The foregoing discussion pertaining to software and/or hardware licensing and product function or feature enablement is presented within the context of a mail processing environment by way of example, and not by limitation. A mail processing environment may be any setting that employs the usage of one or more mail processing devices such as inserters, sorters, vision systems, mail item characteristic detection devices (e.g., electronic scales, digital meters), printers, address recognition systems, and various signal driven/actuated devices such as paper cutters and folders. In concurrence with the operation of these devices may be one or more computing devices, firmware or microprocessor based modules, and various types of operational software that may also require licensing and/or feature enablement. Examples of such software may include but are not limited to, statement formatting, pre-sorting, print optimizing, address cleansing, barcode detection, mail item identification, inbound and outbound sort scheme generation, document/mail item generation products and the like. Indeed, various devices, software, firmware, processors, mechanisms, operational schemes, etc. may be utilized within a mail processing environment depending upon the application requirements of that environment. The teachings presented herein pertain to the licensing of products designed for all aspects of the mailing environment, from transactional products (e.g., business-to-business or direct mailing operations) to device driven products (e.g., camera-based verification, image capture technology, data archiving) to customer resource management applications. Likewise, the teachings may be applicable to the licensing of products usable to facilitate operations within an automated document factory (ADF), where automated processes, machinery and software are engaged to facilitate the workflow and distribution of documents.
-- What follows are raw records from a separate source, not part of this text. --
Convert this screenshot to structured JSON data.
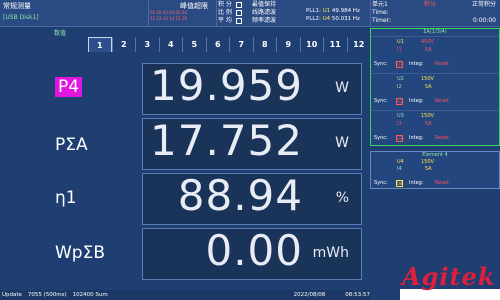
{
  "topbar": {
    "mode": "常规测量",
    "disk": "[USB Disk1]",
    "peak_over": "峰值超限",
    "peak_rows": [
      "01 02 03 04 05 06",
      "11 12 13 14 15 16"
    ],
    "flags": [
      "积 分",
      "比 例",
      "平 均"
    ],
    "options": [
      "最值保持",
      "线路滤波",
      "频率滤波"
    ],
    "pll1": "PLL1:",
    "pll1_ch": "U1",
    "pll1_val": "49.984 Hz",
    "pll2": "PLL2:",
    "pll2_ch": "U4",
    "pll2_val": "50.031 Hz",
    "right_row1": [
      "单元1",
      "积分",
      "正常积分"
    ],
    "right_row2_label": "Time:",
    "right_row2_val": "",
    "right_row3_label": "Timer:",
    "right_row3_val": "0:00:00"
  },
  "numeric": {
    "label": "数值",
    "tabs": [
      "1",
      "2",
      "3",
      "4",
      "5",
      "6",
      "7",
      "8",
      "9",
      "10",
      "11",
      "12"
    ],
    "active_tab": "1",
    "rows": [
      {
        "label": "P4",
        "value": "19.959",
        "unit": "W",
        "highlight": true
      },
      {
        "label": "PΣA",
        "value": "17.752",
        "unit": "W",
        "highlight": false
      },
      {
        "label": "η1",
        "value": "88.94",
        "unit": "%",
        "highlight": false
      },
      {
        "label": "WpΣB",
        "value": "0.00",
        "unit": "mWh",
        "highlight": false
      }
    ]
  },
  "elements": {
    "title": "ΣA(1/3/4)",
    "blocks": [
      {
        "u_label": "U1",
        "u_val": "450V",
        "i_label": "I1",
        "i_val": "5A",
        "sync": "Sync:",
        "sync_ch": "U1",
        "integ": "Integ:",
        "integ_val": "Reset"
      },
      {
        "u_label": "U2",
        "u_val": "150V",
        "i_label": "I2",
        "i_val": "5A",
        "sync": "Sync:",
        "sync_ch": "U2",
        "integ": "Integ:",
        "integ_val": "Reset"
      },
      {
        "u_label": "U3",
        "u_val": "150V",
        "i_label": "I3",
        "i_val": "5A",
        "sync": "Sync:",
        "sync_ch": "U3",
        "integ": "Integ:",
        "integ_val": "Reset"
      }
    ],
    "element4": {
      "title": "Element 4",
      "u_label": "U4",
      "u_val": "150V",
      "i_label": "I4",
      "i_val": "5A",
      "sync": "Sync:",
      "sync_ch": "U4",
      "integ": "Integ:",
      "integ_val": "Reset"
    }
  },
  "status": {
    "update": "Update",
    "count": "7055 (500ms)",
    "mode": "102400 Sum",
    "date": "2022/08/08",
    "time": "08:53:57"
  },
  "logo": "Agitek",
  "colors": {
    "background": "#1f3f73",
    "accent_green": "#39d65f",
    "highlight_magenta": "#e016e0",
    "logo_red": "#e0203a"
  }
}
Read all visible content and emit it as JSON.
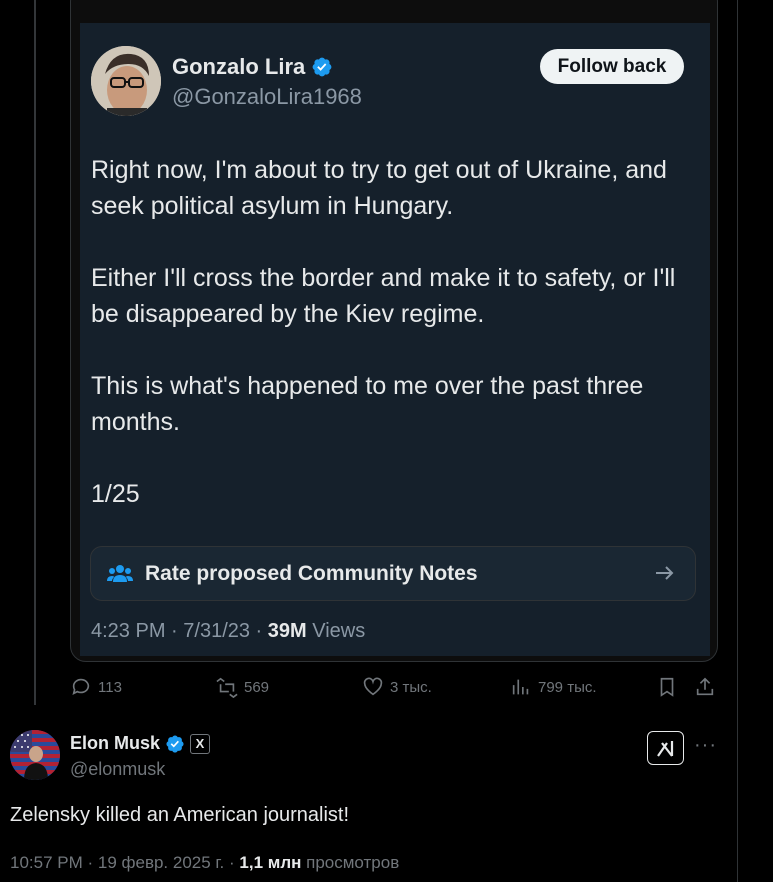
{
  "quoted_tweet": {
    "author_name": "Gonzalo Lira",
    "author_handle": "@GonzaloLira1968",
    "follow_label": "Follow back",
    "paragraphs": [
      "Right now, I'm about to try to get out of Ukraine, and seek political asylum in Hungary.",
      "Either I'll cross the border and make it to safety, or I'll be disappeared by the Kiev regime.",
      "This is what's happened to me over the past three months.",
      "1/25"
    ],
    "community_notes_label": "Rate proposed Community Notes",
    "time": "4:23 PM",
    "date": "7/31/23",
    "views_count": "39M",
    "views_label": "Views"
  },
  "actions": {
    "replies": "113",
    "reposts": "569",
    "likes": "3 тыс.",
    "views": "799 тыс."
  },
  "main_tweet": {
    "author_name": "Elon Musk",
    "author_handle": "@elonmusk",
    "affiliate_badge": "X",
    "text": "Zelensky killed an American journalist!",
    "time": "10:57 PM",
    "date": "19 февр. 2025 г.",
    "views_count": "1,1 млн",
    "views_label": "просмотров"
  },
  "colors": {
    "background": "#000000",
    "card": "#15202b",
    "text": "#e7e9ea",
    "muted": "#71767b",
    "verified": "#1d9bf0"
  },
  "icons": [
    "verified-badge-icon",
    "community-notes-icon",
    "arrow-right-icon",
    "reply-icon",
    "repost-icon",
    "like-icon",
    "views-icon",
    "bookmark-icon",
    "share-icon",
    "grok-icon",
    "more-icon"
  ]
}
Of course, practitioners of the art will observe that the application of the teachings herein may apply to any environment wherein software applications are used to facilitate control of products (e.g., software and/or hardware devices). This includes, but is not limited to, mechanical devices, pneumatic and/or hydraulic control equipment, electrical and electromechanical devices, robotic devices, firm-ware and other microprocessor based devices, and any systems or subsystems of the preceding thereof. Indeed, the teachings are relevant to any environment wherein products are required to be licensed for authorized usage and deployment, where the product manufacturer wishes to ensure some level of security against misusage or misappropriation of protected digital works/arts/media/modules/algorithms/devices/equipment, and wherein one or more features are periodically to be made available by the product vendor or enabled by the vendor for usage by the user.

With this in mind, reference is now made to FIG. 1, which depicts an exemplary environment for performing a product licensing and enablement process. In order for a web based licensing system to operate correctly and to maintain the necessary levels of security, plus client and product information, the licensing system of servers and computers 102 must be integrated with a security protocol system 130 that manages the licensing system access by user groups 132 or systems 116, 118, 120 that are used to program security devices such as dongles 122, 124, 126. The centralized licensing records 128 are a central aspect of the licensing system. In a web based accessed design, centralized should not be considered literally since numerous techniques are used by those skilled in the art to obtain access from a web session without all of the data being physically stored in a single computer.

If multiple users 132 with different user access levels 100 and many diverse products and product configurations are going to be managed by the web based licensing system, data integrity must be closely managed. Therefore attributes of licensing records 128 are an important part of the system. Activity logs, user account information, access authorization plus other security features will be maintained in the licensing records. Product hierarchical data about each product is maintained. The hierarchical data may include customer eligibility for the product (based on resources and equipment installed at a customer's site), product configuration and functions or features available within the product that can be enabled. The product manager in the user group 132 generally is the only user authorized to make changes to the product hierarchy. This enables a consistent level of accountability and licensing record integrity to be maintained in a hierarchical system that enables a plurality of users of varying access levels 100 to influence a licensing transaction.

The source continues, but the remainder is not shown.